"Cet accident peut se produire tous les jours"

le 12 mai 2005 à 21h18 , mis à jour le 12 mai 2005 à 22h37

Les leçons de l'accident qui a coûté la vie à Régine Cavagnoud n'ont pas été tirées, et les conditions de sécurité des entraînements de ski n'ont pas été améliorées. C'est ce qui est apparu jeudi au premier jour du procès d'Annecy.

La skieuse Régine Cavagnoud © INTERNE

La première journée du procès de l'entraîneur et du starter en charge de l'entraînement au cours duquel la skieuse française Régine Cavagnoud est décédée, en 2001 en Autriche, a mis en évidence les carences persistantes de sécurité. Cité comme témoin devant le tribunal correctionnel d'Annecy installé dans une salle provisoire à Sévrier, un entraîneur français passé chez l'équipe féminine suisse, Jean-Philippe Vuillet, a affirmé à la barre : "Cet accident peut se produire tous les jours, car juste après l'accident, on avait essayé de changer les choses mais on s'est heurté à un mur, peut-être que ça coûterait trop cher. Dans l'idéal, il faudrait retrouver les conditions d'organisation des compétitions de la Coupe du monde, mettre des kilomètres de filets et s'assurer qu'il n'y a personne sur la piste, ça prendrait du temps et de l'argent".

Le 29 octobre 2001, lors d'une séance d'entraînement conjointe avec l'équipe allemande sur le glacier autrichien de Pitzal, Régine Cavagnoud avait demandé à effectuer une descente supplémentaire, non prévue par le programme qui prévoyait une séance de lissage de la neige. Ayant obtenu le feu vert de son entraîneur et du starter, la skieuse, lancée à 80 km/h, avait percuté de plein fouet l'entraîneur allemand Markus Anwander, qui n'avait pas été prévenu du départ de la championne.

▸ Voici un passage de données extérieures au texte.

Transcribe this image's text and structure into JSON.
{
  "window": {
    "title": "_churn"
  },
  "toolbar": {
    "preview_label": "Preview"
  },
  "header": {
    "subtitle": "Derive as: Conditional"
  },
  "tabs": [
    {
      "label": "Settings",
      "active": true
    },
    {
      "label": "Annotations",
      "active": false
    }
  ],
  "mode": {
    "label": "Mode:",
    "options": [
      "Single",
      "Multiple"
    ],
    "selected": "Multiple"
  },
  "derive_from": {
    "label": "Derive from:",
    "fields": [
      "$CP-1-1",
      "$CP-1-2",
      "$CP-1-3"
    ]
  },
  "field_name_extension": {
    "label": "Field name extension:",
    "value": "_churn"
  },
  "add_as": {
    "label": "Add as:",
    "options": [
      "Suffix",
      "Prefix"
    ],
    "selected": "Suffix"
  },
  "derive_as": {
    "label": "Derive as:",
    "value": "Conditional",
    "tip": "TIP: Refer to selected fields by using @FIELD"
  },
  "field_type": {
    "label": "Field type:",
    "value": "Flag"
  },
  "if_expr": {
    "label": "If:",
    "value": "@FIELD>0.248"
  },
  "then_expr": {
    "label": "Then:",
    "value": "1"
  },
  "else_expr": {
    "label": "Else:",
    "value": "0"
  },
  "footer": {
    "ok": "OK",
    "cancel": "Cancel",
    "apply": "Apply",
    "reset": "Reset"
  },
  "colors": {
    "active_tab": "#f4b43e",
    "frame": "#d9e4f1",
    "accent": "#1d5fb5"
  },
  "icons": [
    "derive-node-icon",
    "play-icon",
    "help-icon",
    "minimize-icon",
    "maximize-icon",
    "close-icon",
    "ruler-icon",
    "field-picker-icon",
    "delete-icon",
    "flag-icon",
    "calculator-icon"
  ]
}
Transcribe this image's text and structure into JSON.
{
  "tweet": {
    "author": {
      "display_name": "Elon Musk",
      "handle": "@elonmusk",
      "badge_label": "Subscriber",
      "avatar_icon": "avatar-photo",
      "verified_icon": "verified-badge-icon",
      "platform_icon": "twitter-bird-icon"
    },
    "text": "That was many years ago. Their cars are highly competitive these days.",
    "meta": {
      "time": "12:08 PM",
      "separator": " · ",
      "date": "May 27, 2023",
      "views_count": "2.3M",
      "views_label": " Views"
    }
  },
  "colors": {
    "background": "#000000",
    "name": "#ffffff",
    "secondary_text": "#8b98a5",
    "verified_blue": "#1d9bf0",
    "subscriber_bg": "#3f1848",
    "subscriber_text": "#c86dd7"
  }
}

"Défaillance de communication"

Régine Cavagnoud était décédée deux jours plus tard et l'entraîneur avait été grièvement blessé. Il est partie civile dans ce procès, comme les parents de la championne française. Le directeur de l'équipe de France de ski, Lionel Finance, mis en examen à sa demande pour avoir accès au dossier, a été mis hors de cause, de même que le starter de l'équipe allemande, Tjesimir Peranic, qui a bénéficié d'un non-lieu. L'entraîneur Xavier Fournier et le starter David Fine restent les seuls poursuivis dans ce dossier pour "homicide et blessures involontaires".

Un expert autrichien, Kurt Hoch, qui a travaillé sur cet accident pour la justice autrichienne, a estimé qu'il "y avait eu défaillance de communication entre les deux équipes et au sein des deux équipes", et notamment que Peranic "n'avait pas été informé par son collègue Fine que Régine Cavagnoud préparait un départ". Du côté allemand, les cadres de l'équipe ont indiqué que le programme de la journée étant achevé, la séance d'entraînement était finie. Cela permettait à Anwander de traverser la piste pour satisfaire un besoin pressant alors que du côté français on estime qu'un entraînement ne s'arrête que lorsque cela est officiellement annoncé et que traverser, sous une bosse comme l'a fait Anwander, est une faute de débutant.

Les deux équipes ne parlent pas la même langue et n'ont pas les mêmes fréquences radio. L'information de l'équipe allemande aurait dû transiter du starter français au starter allemand, qui travaillent côte à côte et communiquent par signes. S'adressant à David Fine, la présidente du tribunal a déclaré: "On vous reproche de ne pas avoir informé les Allemands du changement de programme". "La continuité fait qu'on avait pas à prévenir les gens et M. Peranic était là, et il a vu ce qui se préparait", a répondu David Fine.